In practice, New East art appears to be an attempt to embody the feeling of listlessness that seems to exist in places with residual traces of socialism – in institutions, city planning, fashion sense, manners, derelict buildings and so on. 

I have two potential issues with this. On the one hand, the above doesn’t build on actual culture – just appropriates and repackages it. Second, the New East is an even more vague term. If, in the case of post-Soviet, there were “parallels and links” to be drawn between the countries, we now lose that “relativity.”

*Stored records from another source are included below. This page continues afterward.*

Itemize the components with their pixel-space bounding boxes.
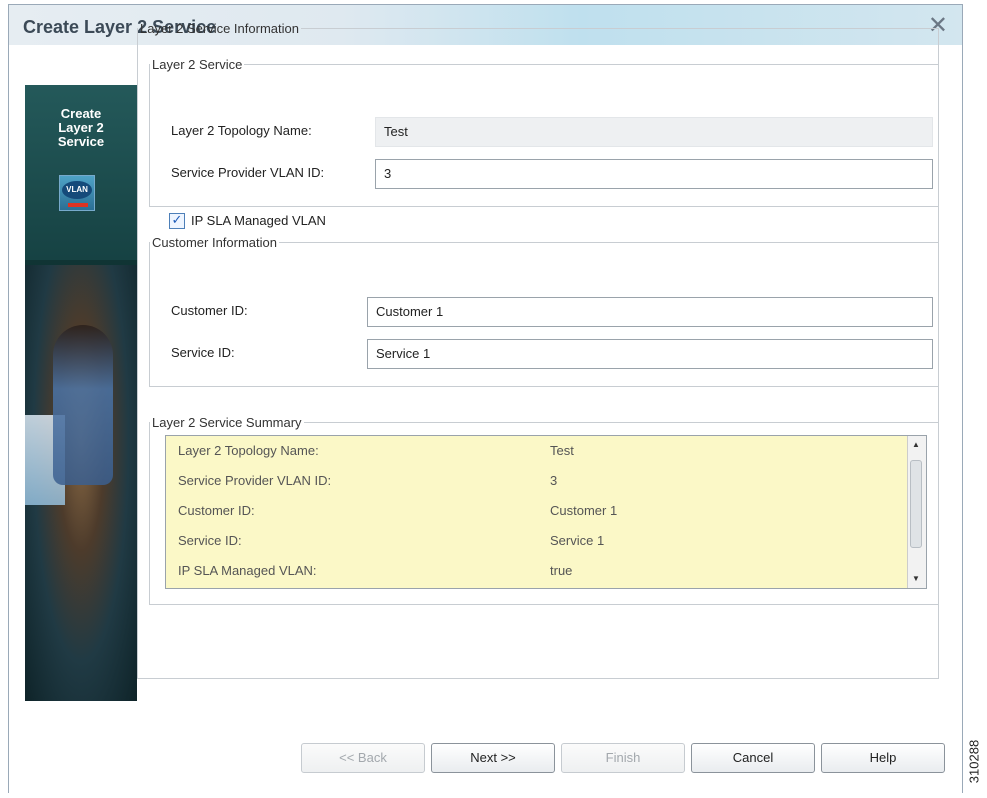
cancel-button[interactable]: Cancel	[691, 743, 815, 773]
service-id-label: Service ID:	[171, 345, 235, 360]
vlan-icon: VLAN	[59, 175, 95, 211]
wizard-banner: Create Layer 2 Service VLAN	[25, 85, 137, 260]
wizard-title-line-2: Layer 2	[58, 120, 104, 135]
service-summary-list[interactable]: Layer 2 Topology Name: Test Service Prov…	[165, 435, 927, 589]
figure-id-text: 310288	[966, 739, 982, 784]
scroll-down-icon[interactable]: ▼	[910, 572, 922, 586]
wizard-title-line-1: Create	[60, 106, 102, 121]
ip-sla-checkbox[interactable]: ✓	[169, 213, 185, 229]
back-button[interactable]: << Back	[301, 743, 425, 773]
summary-value: 3	[550, 473, 558, 488]
summary-value: true	[550, 563, 573, 578]
help-button[interactable]: Help	[821, 743, 945, 773]
summary-value: Test	[550, 443, 574, 458]
scroll-thumb[interactable]	[910, 460, 922, 548]
topology-name-label: Layer 2 Topology Name:	[171, 123, 312, 138]
summary-scrollbar[interactable]: ▲ ▼	[907, 436, 926, 588]
summary-key: Customer ID:	[178, 503, 255, 518]
finish-button[interactable]: Finish	[561, 743, 685, 773]
vlan-id-label: Service Provider VLAN ID:	[171, 165, 325, 180]
wizard-side-panel: Create Layer 2 Service VLAN	[25, 85, 137, 701]
summary-row: IP SLA Managed VLAN: true	[166, 556, 906, 586]
customer-information-legend: Customer Information	[152, 235, 277, 250]
service-summary-legend: Layer 2 Service Summary	[152, 415, 302, 430]
customer-id-label: Customer ID:	[171, 303, 248, 318]
summary-row: Customer ID: Customer 1	[166, 496, 906, 526]
vlan-id-input[interactable]: 3	[375, 159, 933, 189]
person-image	[53, 325, 113, 485]
wizard-title-line-3: Service	[57, 134, 105, 149]
figure-id: 310288	[966, 732, 982, 792]
vlan-icon-label: VLAN	[62, 181, 92, 199]
layer2-service-legend: Layer 2 Service	[152, 57, 243, 72]
summary-value: Customer 1	[550, 503, 618, 518]
service-id-input[interactable]: Service 1	[367, 339, 933, 369]
scroll-up-icon[interactable]: ▲	[910, 438, 922, 452]
customer-id-input[interactable]: Customer 1	[367, 297, 933, 327]
summary-key: Service ID:	[178, 533, 242, 548]
summary-value: Service 1	[550, 533, 605, 548]
topology-name-field: Test	[375, 117, 933, 147]
next-button[interactable]: Next >>	[431, 743, 555, 773]
operator-photo	[25, 265, 137, 701]
create-layer2-service-dialog: Create Layer 2 Service ✕ Create Layer 2 …	[8, 4, 963, 793]
summary-row: Layer 2 Topology Name: Test	[166, 436, 906, 466]
ip-sla-label: IP SLA Managed VLAN	[191, 213, 326, 228]
service-information-legend: Layer 2 Service Information	[140, 21, 299, 36]
summary-key: IP SLA Managed VLAN:	[178, 563, 317, 578]
summary-row: Service ID: Service 1	[166, 526, 906, 556]
wizard-banner-title: Create Layer 2 Service	[25, 107, 137, 149]
summary-key: Service Provider VLAN ID:	[178, 473, 332, 488]
summary-row: Service Provider VLAN ID: 3	[166, 466, 906, 496]
summary-key: Layer 2 Topology Name:	[178, 443, 319, 458]
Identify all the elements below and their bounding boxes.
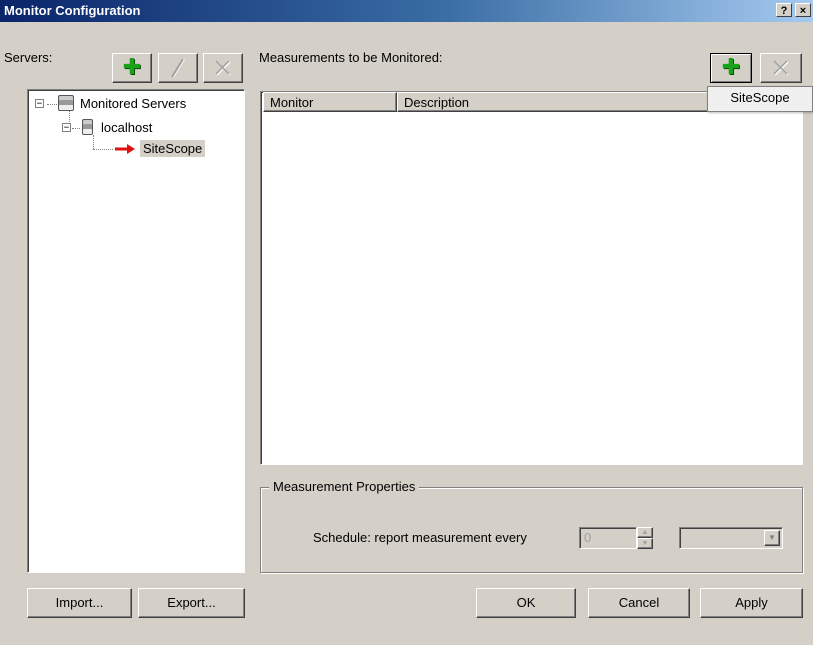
group-label: Measurement Properties bbox=[269, 479, 420, 494]
apply-button[interactable]: Apply bbox=[700, 588, 803, 618]
tree-node-label: localhost bbox=[101, 119, 153, 135]
menu-item-sitescope[interactable]: SiteScope bbox=[730, 90, 789, 105]
schedule-label: Schedule: report measurement every bbox=[313, 530, 527, 545]
help-button[interactable]: ? bbox=[776, 3, 792, 17]
window-title: Monitor Configuration bbox=[4, 3, 141, 18]
collapse-icon[interactable]: − bbox=[35, 98, 44, 108]
delete-server-button[interactable] bbox=[203, 53, 243, 83]
x-icon bbox=[215, 60, 231, 76]
edit-server-button[interactable] bbox=[158, 53, 198, 83]
tree-node-label: Monitored Servers bbox=[80, 95, 187, 111]
pencil-icon bbox=[171, 58, 185, 78]
servers-tree[interactable]: − Monitored Servers − localhost SiteScop… bbox=[27, 89, 245, 573]
schedule-spinner[interactable]: ▲ ▼ bbox=[637, 527, 653, 549]
schedule-value: 0 bbox=[584, 530, 592, 545]
tree-connector bbox=[93, 149, 113, 150]
red-arrow-icon bbox=[115, 143, 135, 154]
title-bar: Monitor Configuration ? × bbox=[0, 0, 813, 22]
measurement-properties-group: Measurement Properties Schedule: report … bbox=[260, 479, 803, 573]
import-button[interactable]: Import... bbox=[27, 588, 132, 618]
ok-button[interactable]: OK bbox=[476, 588, 576, 618]
tree-node-localhost[interactable]: − localhost bbox=[62, 119, 152, 135]
servers-label: Servers: bbox=[4, 50, 53, 65]
measurements-list[interactable]: Monitor Description bbox=[260, 91, 803, 465]
plus-icon: ✚ bbox=[721, 55, 741, 80]
close-button[interactable]: × bbox=[795, 3, 811, 17]
tree-connector bbox=[93, 135, 94, 149]
add-server-button[interactable]: ✚ bbox=[112, 53, 152, 83]
server-group-icon bbox=[58, 95, 74, 111]
export-button[interactable]: Export... bbox=[138, 588, 245, 618]
collapse-icon[interactable]: − bbox=[62, 122, 71, 132]
tree-node-monitored-servers[interactable]: − Monitored Servers bbox=[35, 95, 186, 111]
x-icon bbox=[773, 60, 789, 76]
spin-up-icon[interactable]: ▲ bbox=[637, 527, 653, 538]
delete-measurement-button[interactable] bbox=[760, 53, 802, 83]
tree-node-sitescope[interactable]: SiteScope bbox=[114, 140, 206, 157]
column-header-monitor[interactable]: Monitor bbox=[263, 92, 397, 112]
tree-node-label: SiteScope bbox=[140, 140, 206, 157]
schedule-value-input[interactable]: 0 bbox=[579, 527, 637, 549]
measurements-label: Measurements to be Monitored: bbox=[259, 50, 443, 65]
server-icon bbox=[82, 119, 93, 135]
schedule-unit-select[interactable]: ▼ bbox=[679, 527, 783, 549]
plus-icon: ✚ bbox=[122, 55, 142, 80]
chevron-down-icon[interactable]: ▼ bbox=[764, 530, 780, 546]
spin-down-icon[interactable]: ▼ bbox=[637, 538, 653, 549]
add-measurement-button[interactable]: ✚ bbox=[710, 53, 752, 83]
cancel-button[interactable]: Cancel bbox=[588, 588, 690, 618]
add-monitor-menu: SiteScope bbox=[707, 86, 813, 112]
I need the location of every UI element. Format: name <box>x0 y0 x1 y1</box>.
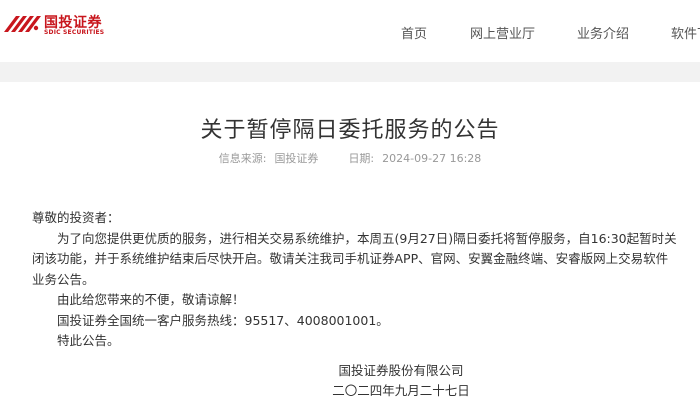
paragraph-apology: 由此给您带来的不便，敬请谅解！ <box>57 292 245 307</box>
paragraph-hotline: 国投证券全国统一客户服务热线：95517、4008001001。 <box>57 312 389 328</box>
article-meta: 信息来源: 国投证券 日期: 2024-09-27 16:28 <box>0 150 700 166</box>
paragraph-maintenance: 为了向您提供更优质的服务，进行相关交易系统维护，本周五(9月27日)隔日委托将暂… <box>32 230 677 287</box>
source-value: 国投证券 <box>274 152 319 165</box>
nav-item-software[interactable]: 软件下 <box>671 23 700 42</box>
source-label: 信息来源: <box>218 152 267 165</box>
nav-item-home[interactable]: 首页 <box>401 23 427 42</box>
paragraph-closing: 特此公告。 <box>57 333 120 348</box>
article-panel: 关于暂停隔日委托服务的公告 信息来源: 国投证券 日期: 2024-09-27 16:… <box>0 82 700 410</box>
signature-company: 国投证券股份有限公司 <box>338 363 464 378</box>
article-body: 尊敬的投资者： 为了向您提供更优质的服务，进行相关交易系统维护，本周五(9月27… <box>32 208 678 352</box>
nav-item-online-hall[interactable]: 网上营业厅 <box>470 23 535 42</box>
page-title: 关于暂停隔日委托服务的公告 <box>200 118 500 143</box>
signature-date: 二〇二四年九月二十七日 <box>332 383 470 398</box>
salutation: 尊敬的投资者： <box>32 210 120 225</box>
date-label: 日期: <box>348 152 375 165</box>
nav-item-business[interactable]: 业务介绍 <box>577 23 629 42</box>
site-header: 国投证券 SDIC SECURITIES 首页 网上营业厅 业务介绍 软件下 <box>0 0 700 62</box>
main-nav: 首页 网上营业厅 业务介绍 软件下 <box>0 23 700 42</box>
date-value: 2024-09-27 16:28 <box>382 152 482 165</box>
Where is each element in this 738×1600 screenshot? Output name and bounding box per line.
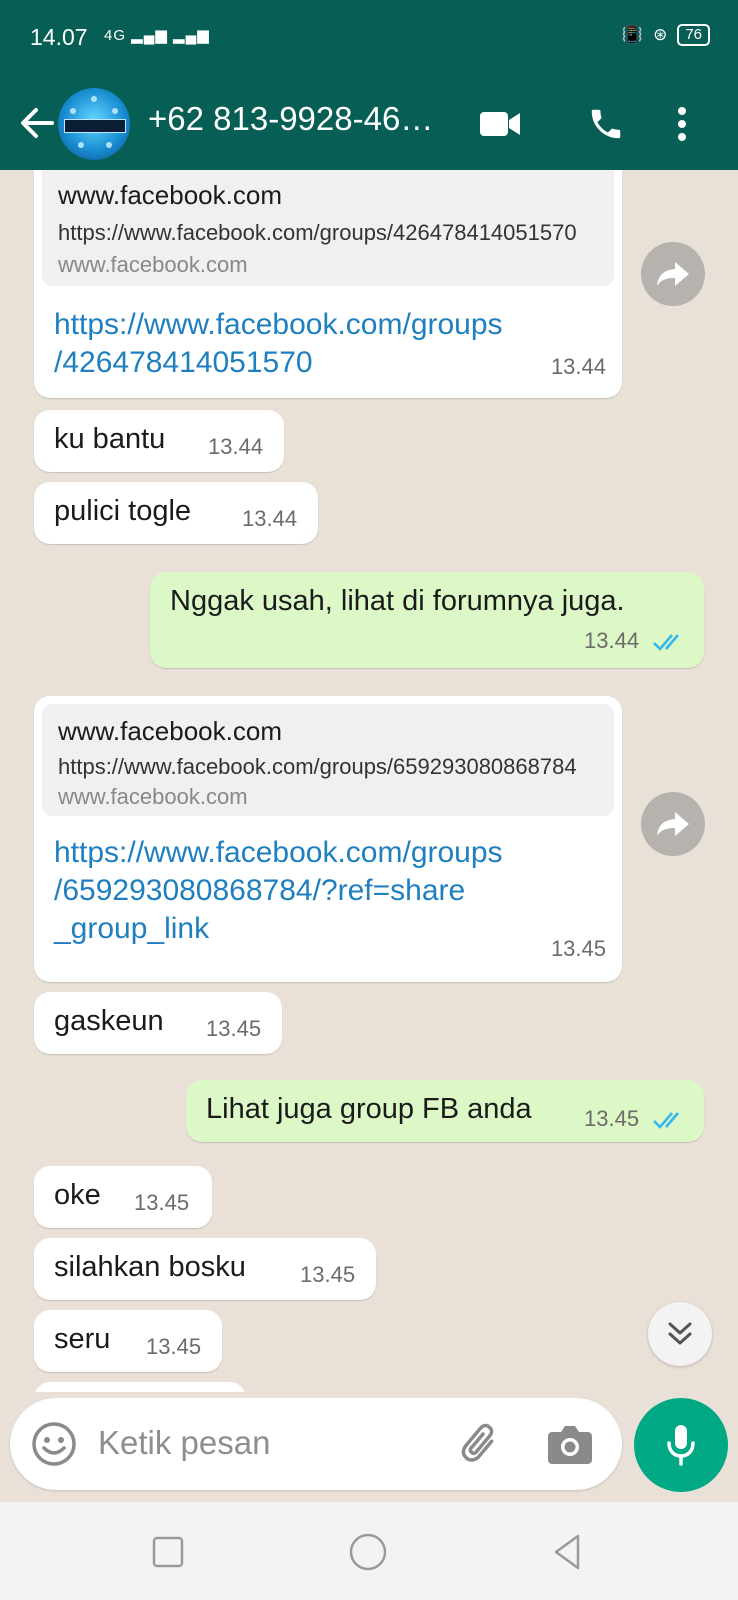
message-link-line[interactable]: https://www.facebook.com/groups (54, 834, 503, 872)
more-vert-icon[interactable] (666, 96, 698, 152)
camera-icon[interactable] (546, 1422, 594, 1466)
preview-url: https://www.facebook.com/groups/65929308… (58, 754, 577, 779)
nav-back-icon[interactable] (546, 1530, 590, 1574)
message-text: Lihat juga group FB anda (206, 1093, 532, 1125)
forward-icon[interactable] (641, 792, 705, 856)
status-bar: 14.07 4G ▂▄▆ ▂▄▆ 📳 ⊛ 76 (0, 0, 738, 78)
status-icons: 📳 ⊛ 76 (622, 24, 710, 46)
message-time: 13.45 (134, 1190, 190, 1215)
message-bubble-incoming[interactable]: gaskeun 13.45 (34, 992, 282, 1054)
avatar-logo (64, 119, 126, 133)
message-bubble-outgoing[interactable]: Lihat juga group FB anda 13.45 (186, 1080, 704, 1142)
message-bubble-incoming[interactable]: oke 13.45 (34, 1166, 212, 1228)
message-time: 13.45 (300, 1262, 356, 1287)
message-bubble-incoming[interactable]: seru 13.45 (34, 1310, 222, 1372)
message-time: 13.44 (584, 628, 640, 653)
message-link-line[interactable]: _group_link (54, 910, 209, 948)
message-text: gaskeun (54, 1005, 164, 1037)
back-arrow-icon[interactable] (16, 98, 60, 148)
message-bubble-incoming[interactable]: pulici togle 13.44 (34, 482, 318, 544)
message-input[interactable]: Ketik pesan (98, 1424, 270, 1462)
scroll-to-bottom-button[interactable] (648, 1302, 712, 1366)
preview-title: www.facebook.com (58, 180, 282, 210)
message-link-line[interactable]: /426478414051570 (54, 344, 313, 382)
preview-url: https://www.facebook.com/groups/42647841… (58, 220, 577, 245)
message-time: 13.45 (146, 1334, 202, 1359)
forward-icon[interactable] (641, 242, 705, 306)
message-bubble-incoming[interactable]: www.facebook.com https://www.facebook.co… (34, 696, 622, 982)
link-preview[interactable]: www.facebook.com https://www.facebook.co… (42, 704, 614, 816)
read-ticks-icon (653, 634, 679, 651)
lock-icon: ⊛ (653, 25, 668, 44)
mic-icon (667, 1425, 695, 1466)
link-preview[interactable]: www.facebook.com https://www.facebook.co… (42, 170, 614, 286)
nav-home-icon[interactable] (346, 1530, 390, 1574)
signal-indicator: 4G ▂▄▆ ▂▄▆ (104, 27, 210, 44)
message-time: 13.45 (550, 936, 606, 961)
avatar[interactable] (58, 88, 130, 160)
preview-domain: www.facebook.com (58, 784, 248, 809)
system-nav-bar (0, 1502, 738, 1600)
message-bubble-outgoing[interactable]: Nggak usah, lihat di forumnya juga. 13.4… (150, 572, 704, 668)
read-ticks-icon (653, 1112, 679, 1129)
message-time: 13.44 (208, 434, 264, 459)
preview-domain: www.facebook.com (58, 252, 248, 277)
message-text: oke (54, 1179, 101, 1211)
video-call-icon[interactable] (474, 96, 526, 152)
voice-call-icon[interactable] (580, 96, 632, 152)
message-time: 13.45 (206, 1016, 262, 1041)
message-bubble-incoming[interactable]: ku bantu 13.44 (34, 410, 284, 472)
message-composer[interactable]: Ketik pesan (10, 1398, 622, 1490)
message-time: 13.45 (584, 1106, 640, 1131)
nav-recents-icon[interactable] (146, 1530, 190, 1574)
message-time: 13.44 (242, 506, 298, 531)
attach-icon[interactable] (458, 1420, 508, 1470)
battery-indicator: 76 (677, 24, 710, 46)
mic-button[interactable] (634, 1398, 728, 1492)
message-text: seru (54, 1323, 111, 1355)
message-bubble-incoming[interactable] (34, 1382, 246, 1392)
network-type: 4G (104, 27, 127, 44)
message-link-line[interactable]: /659293080868784/?ref=share (54, 872, 465, 910)
message-bubble-incoming[interactable]: www.facebook.com https://www.facebook.co… (34, 170, 622, 398)
double-chevron-down-icon (668, 1322, 692, 1345)
message-text: ku bantu (54, 423, 166, 455)
message-text: Nggak usah, lihat di forumnya juga. (170, 585, 625, 617)
message-text: silahkan bosku (54, 1251, 246, 1283)
contact-name[interactable]: +62 813-9928-46… (148, 100, 448, 138)
message-list[interactable]: www.facebook.com https://www.facebook.co… (0, 170, 738, 1392)
message-link-line[interactable]: https://www.facebook.com/groups (54, 306, 503, 344)
status-time: 14.07 (30, 24, 88, 50)
message-bubble-incoming[interactable]: silahkan bosku 13.45 (34, 1238, 376, 1300)
emoji-icon[interactable] (30, 1420, 78, 1468)
preview-title: www.facebook.com (58, 716, 282, 746)
vibrate-icon: 📳 (621, 25, 644, 44)
message-text: pulici togle (54, 495, 192, 527)
chat-header: +62 813-9928-46… (0, 78, 738, 170)
message-time: 13.44 (550, 354, 606, 379)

The apple of the New East did not fall far from the tree of the post-Soviet in one sense. Both embrace the never-ending liminality of its young heroes. The content of what you produce matters less than the emotion behind it: sweaters with hammer and sickle symbolism? Good. Photos of abandoned factories? Great. A musical piece in the style of London Garage, but inspired by the industrial grayness of the city of Norilsk? Even better!

There is a beautiful photography style that focuses on brutalist war monuments or abandoned industrial spaces, but it has to share the stage with 20-year-olds printing ‘whimsical’ Karl Marx t-shirts.

In one example, Russian electronic music producer InLensk (Gena Volgarev) has a track about his native village, Lensk. The piece is meant to recreate his experiences “through the prism of urbanism, through a constant stream of sounds, glitch and drums… as if I am recalling the echoes of my memory in a city enveloped within a rapid torrent of information,” according to an interview with the Journal 

The music is quite well-produced, but is the ‘New East’ a necessary descriptor? This is pure break-core/electronica. The man could have easily been from London.

Elsewhere in Moscow, a girl-fronted band literally translated as ‘None of Your Business’ does a show at the annual Afisha Picnic. The band is visually very whimsical, very Yeltsin-era in their photo shoots: tinted jeeps, leather, a leopard-print fur coat, factory smoke in the back and various Gorbachev-era embellishments. A Roland SH-101 analogue synthesizer completes the appearance, indicating that you’re listening to an ‘80s synth band.’ 

There are also photographers of all shapes and sizes: 20-year-olds who capture faded, over-exposed shots of abandoned Soviet-era swimming pools and similar stuff stripped of context. All of this is an homage to brutalist architecture photography, which, indeed, has something educational to offer, when properly annotated.

Conclusions

If the post-Soviet fetish were described for what it was, it would be dubbed ‘cultural appropriation’ by American liberals. It certainly fits the loose definition: borrowing, subverting or inverting cultural elements for the sake of drawing your own narrative.

According to The Calvert Journal, the new and improved ‘New East’ is important for “focusing in on shared details while keeping the broader global picture in mind.” In other words – it’s important for countries like Latvia, Estonia, Poland - as well as Russia - to be taken on their own merit, as non-Soviets. But we must also allow them to warp the past for art’s sake.

The Journal claims they would all like to move on with the business of reformulating their identity without the ‘Soviet Union’ breathing down their neck, but I’ll wager that nobody is in a hurry to do so. The times we live in are generally marked by a departure from systems of meanings, whatever they may be. 

And I’m not convinced that modern people have enough of a spine to reformulate their respective outlooks. The world is too preoccupied with identity politics. Who would look at your black-and-white photos if you suddenly stopped framing them as an attempt to deal with a Soviet past? And that's to say nothing of the world of European high fashion, with its tattooed Russian mafia chic. Looks like we’re in it for the long haul.